- A shareholder's percentage of the S corporation's net ordinary loss for the year is reported to the shareholder on line 1 of Schedule K-1. This loss is reported on the shareholder's personal tax return on line 17. If this loss results in a loss on line 43 (Taxable income) you may have a net operating loss.
- If the taxable income on line 43 is a negative number, the next step is to add back all non-business net capital gains and non-business net income. If the result is still a negative number, this is the net operating loss available. For example, if the loss on line 43 is $100,000, the non-business net capital gain is $35,000 and the non-business net income is $25,000, the net operating loss available to carry back or carry forward is $40,000 (-100,000 +35,000 +25,000= -40,000).
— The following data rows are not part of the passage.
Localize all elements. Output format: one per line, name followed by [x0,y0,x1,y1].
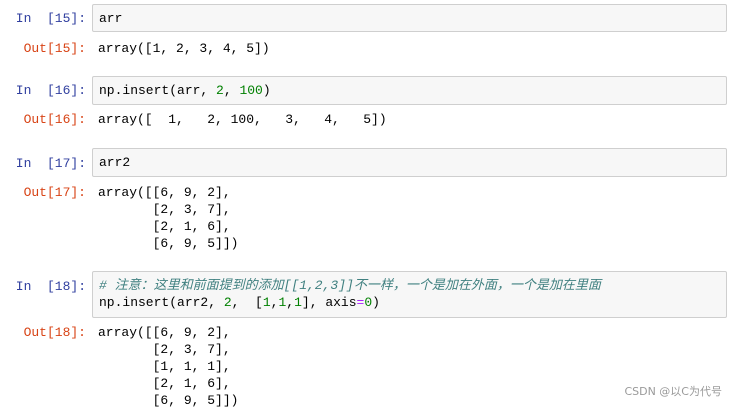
output-area-15: array([1, 2, 3, 4, 5]) [98,40,718,57]
out-prompt-15: Out[15]: [23,41,86,56]
out-prompt-18: Out[18]: [23,325,86,340]
code-line: np.insert(arr2, 2, [1,1,1], axis=0) [99,294,720,311]
output-line: array([[6, 9, 2], [98,325,231,340]
code-input-15[interactable]: arr [92,4,727,32]
code-number: 2 [216,83,224,98]
code-text: ) [372,295,380,310]
code-number: 1 [294,295,302,310]
output-line: array([[6, 9, 2], [98,185,231,200]
csdn-watermark: CSDN @以C为代号 [624,385,722,398]
code-comment: # 注意：这里和前面提到的添加[[1,2,3]]不一样，一个是加在外面，一个是加… [99,278,601,293]
code-number: 1 [262,295,271,310]
code-number: 2 [223,295,232,310]
output-line: [1, 1, 1], [98,359,231,374]
out-prompt-17: Out[17]: [23,185,86,200]
output-line: array([1, 2, 3, 4, 5]) [98,41,270,56]
code-number: 0 [364,295,373,310]
code-input-16[interactable]: np.insert(arr, 2, 100) [92,76,727,105]
code-line: arr [99,11,123,26]
output-line: [6, 9, 5]]) [98,236,239,251]
in-prompt-16: In [16]: [15,83,86,98]
code-text: , [223,83,240,98]
code-text: , [286,295,295,310]
code-text: ], axis [301,295,357,310]
code-text: np.insert(arr, [99,83,217,98]
out-prompt-16: Out[16]: [23,112,86,127]
code-input-17[interactable]: arr2 [92,148,727,177]
in-prompt-17: In [17]: [15,156,86,171]
code-text: ) [262,83,271,98]
in-prompt-15: In [15]: [15,11,86,26]
in-prompt-18: In [18]: [15,279,86,294]
output-line: array([ 1, 2, 100, 3, 4, 5]) [98,112,387,127]
output-line: [2, 3, 7], [98,202,231,217]
code-text: np.insert(arr2, [99,295,224,310]
output-area-16: array([ 1, 2, 100, 3, 4, 5]) [98,111,718,128]
code-line: arr2 [99,155,131,170]
output-line: [2, 1, 6], [98,219,231,234]
output-line: [2, 3, 7], [98,342,231,357]
code-input-18[interactable]: # 注意：这里和前面提到的添加[[1,2,3]]不一样，一个是加在外面，一个是加… [92,271,727,318]
code-text: , [ [231,295,263,310]
code-number: 100 [239,83,263,98]
output-area-17: array([[6, 9, 2], [2, 3, 7], [2, 1, 6], … [98,184,718,252]
code-line: np.insert(arr, 2, 100) [99,82,720,99]
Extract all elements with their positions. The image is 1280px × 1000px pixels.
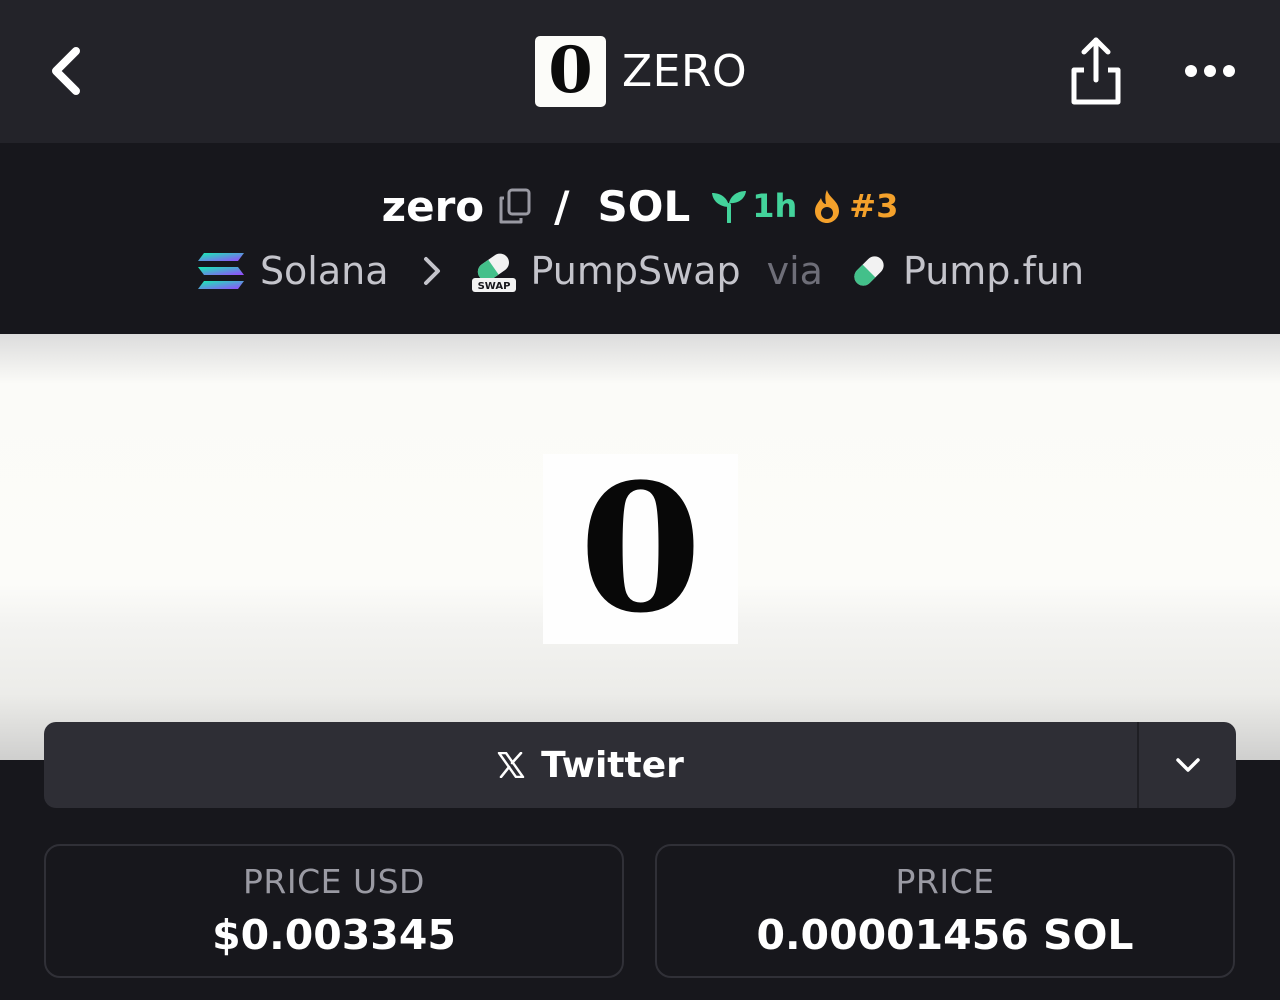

- To take advantage of a net operating loss carryback, you must attach a statement to your personal tax return stating you are electing to apply section 172(b)(1)(H) to carryback the net operating loss. This is an irrevocable election; once it is made and the tax return is filed, you cannot change your mind after the current year's tax filing deadline. If you don't file this statement with the tax return, you are automatically electing to carry the loss forward into future years. This is also an irrevocable election.
- In most tax years, a NOL can be carried back 2 years to offset taxable income in those years. Apply the NOL to the older of the two years first. If any NOL amount remains after offsetting the taxable net income in the older year, carry the remaining NOL into the more recent year. If any NOL still remains, it will be carried forward into future years.Applying NOL carrybacks requires filing amended tax returns for each year to which the NOL carryback is applied.
- For tax years 2008 and 2009, the American Recovery and Reinvestment Act provided for a special carryback period for small businesses, including S corporations. As an S corporation shareholder, you were allowed carry back an available net operating loss from either 2008 or 2009 (but not both) for a period of up to 5 years.